Tidak bisa dikatakan piknik ke Jogja ketika belum menginjakkan kaki di kawasan 0 kilometer. Tak hanya soal sarana "nonton sunset" di tengah kota, tetapi juga ragam bangunan bersejarah di sekitarnya. Pun sajian lengkap keramaian plural pengunjung.
Kalau aku sendiri menyukai kawasan ini dengan beberapa alasan. Pertama, tempat berkaca paling jernih. Hmm jadi di titik pusat provinsi Yogyakarta ini kita akan menemui segala tingkah laku manusia. Mulai yang suka marah di tempat umum, peduli sesama, hingga individualis. Bagi kami anak IPS pasti bisa belajar memperbaiki karakter berdasarkan realita yang ada.
Kedua, wisata macet andalan. Tak bisa dipungkiri bahwa titik 0 kilometer selalu padat oleh arus kendaraan. Bagi sebagian besar orang, macet itu bikin panas hati, ingin rasanya memaki keadaan. Tapi bagaimana jika macetnya di pusat destinasi wisata? Ya bisa jadi tetep ngeselin, bisa jadi ada pandangan lain. Menarik dan asyik.
For example ya di titik nol ini, bermacet ria justru membawa kita pada kebahagiaan. Terlebih untuk penggemar cagar budaya dan bangunan eksotis. Ada gedung Bank Indonesia, kantor pos besar Yogyakarta, gedung bank BNI, gedung agung, hingga benteng Vredeburg.

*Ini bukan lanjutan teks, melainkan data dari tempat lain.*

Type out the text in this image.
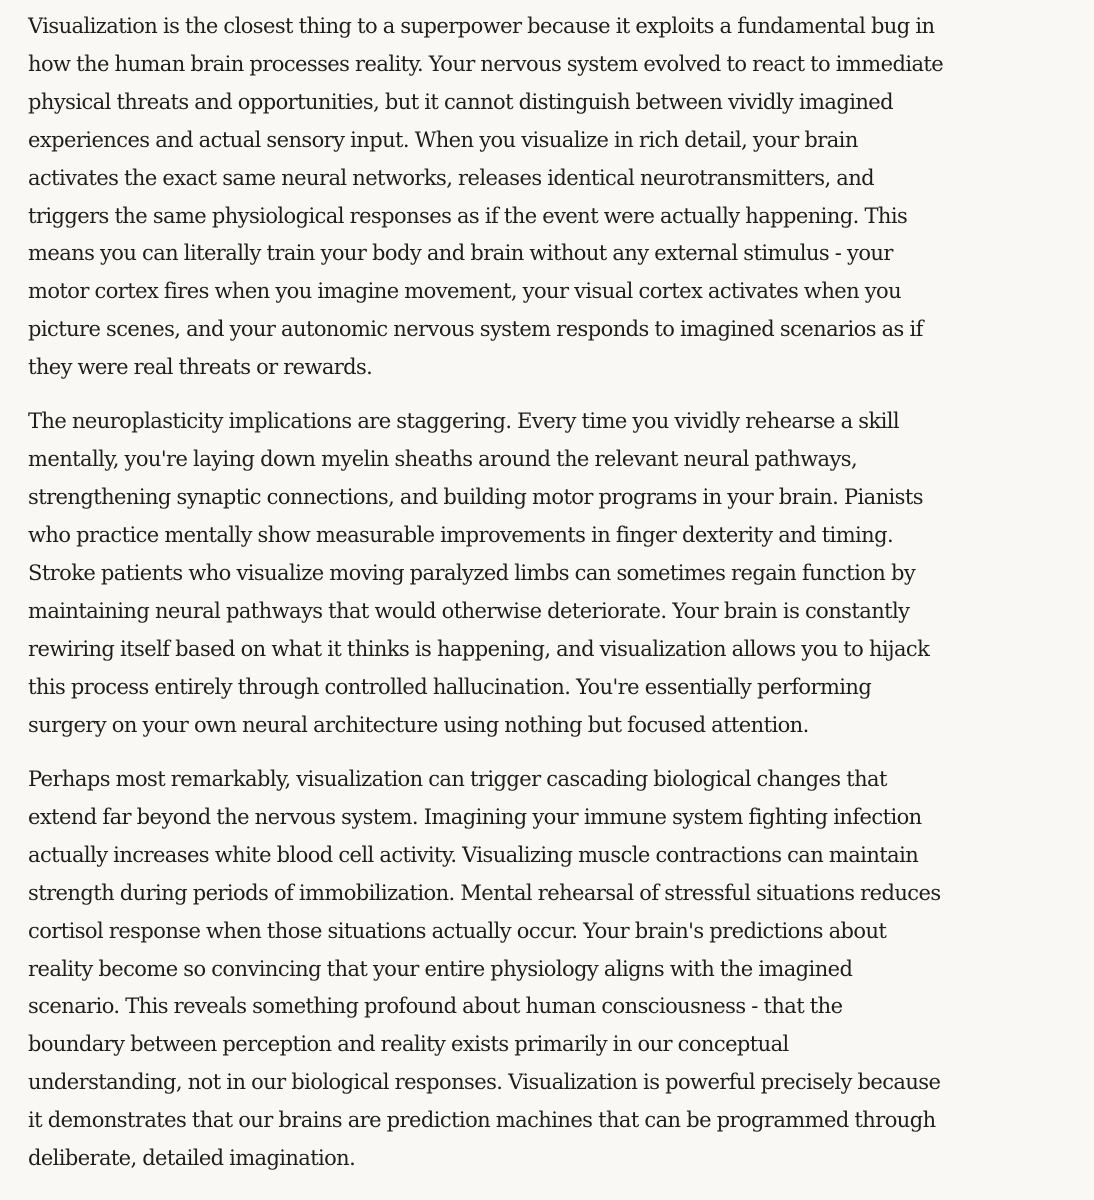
Visualization is the closest thing to a superpower because it exploits a fundamental bug in
how the human brain processes reality. Your nervous system evolved to react to immediate
physical threats and opportunities, but it cannot distinguish between vividly imagined
experiences and actual sensory input. When you visualize in rich detail, your brain
activates the exact same neural networks, releases identical neurotransmitters, and
triggers the same physiological responses as if the event were actually happening. This
means you can literally train your body and brain without any external stimulus - your
motor cortex fires when you imagine movement, your visual cortex activates when you
picture scenes, and your autonomic nervous system responds to imagined scenarios as if
they were real threats or rewards.

The neuroplasticity implications are staggering. Every time you vividly rehearse a skill
mentally, you're laying down myelin sheaths around the relevant neural pathways,
strengthening synaptic connections, and building motor programs in your brain. Pianists
who practice mentally show measurable improvements in finger dexterity and timing.
Stroke patients who visualize moving paralyzed limbs can sometimes regain function by
maintaining neural pathways that would otherwise deteriorate. Your brain is constantly
rewiring itself based on what it thinks is happening, and visualization allows you to hijack
this process entirely through controlled hallucination. You're essentially performing
surgery on your own neural architecture using nothing but focused attention.

Perhaps most remarkably, visualization can trigger cascading biological changes that
extend far beyond the nervous system. Imagining your immune system fighting infection
actually increases white blood cell activity. Visualizing muscle contractions can maintain
strength during periods of immobilization. Mental rehearsal of stressful situations reduces
cortisol response when those situations actually occur. Your brain's predictions about
reality become so convincing that your entire physiology aligns with the imagined
scenario. This reveals something profound about human consciousness - that the
boundary between perception and reality exists primarily in our conceptual
understanding, not in our biological responses. Visualization is powerful precisely because
it demonstrates that our brains are prediction machines that can be programmed through
deliberate, detailed imagination.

Ketiga, tentu banyak spot fotonya. Mulai dari bangunan, pedestrian, hingga kursi outdoor yang tersedia. Nah tak jarang bisa mengabadikan momen sunset juga di sini.
Beberapa waktu lalu, aku dan teman-teman Kompasianer Jogja mengikuti kelas heritage di kawasan 0 kilometer. Kami dipandu oleh Mbak Yulia Sujarwo, guide asal Jogja. Beliau memberi informasi menarik seputar sejarah kawasan jantung kota tersebut.
Kawasan Titik Nol Masa Lampau
FYI, titik nol kilometer sudah menjadi kiblat peradaban sejak zaman dahulu. Bahkan dulunya ada kolam air mancur di tengah persimpangan besar tersebut. Lokasinya memang strategis di pusat kota. Pusat ekonomi dan pemerintahan berada di kawasan ini.
Sejak abad 18 titik nol kilometer menjadi saksi perjuangan bangsa. Mulai dari perang Geger Spoy hingga Agresi Militer Belanda. Tak heran jika dulu ada taman nan indah dan perumahan warga Belanda.
Menyapu sisi timur, nampak gedung Bank Indonesia yang dirancang oleh Hulswitt dan Cuypers. Bangunan berwarna putih ini didirikan tahun 1879. Di sebelah baratnya ada Kantor Pos besar. Fungsi sarana komunikasi masih berlangsung hingga saat ini. Meski kini tak ada lagi telepon umum, hanya perantara surat-menyurat dan pengiriman barang.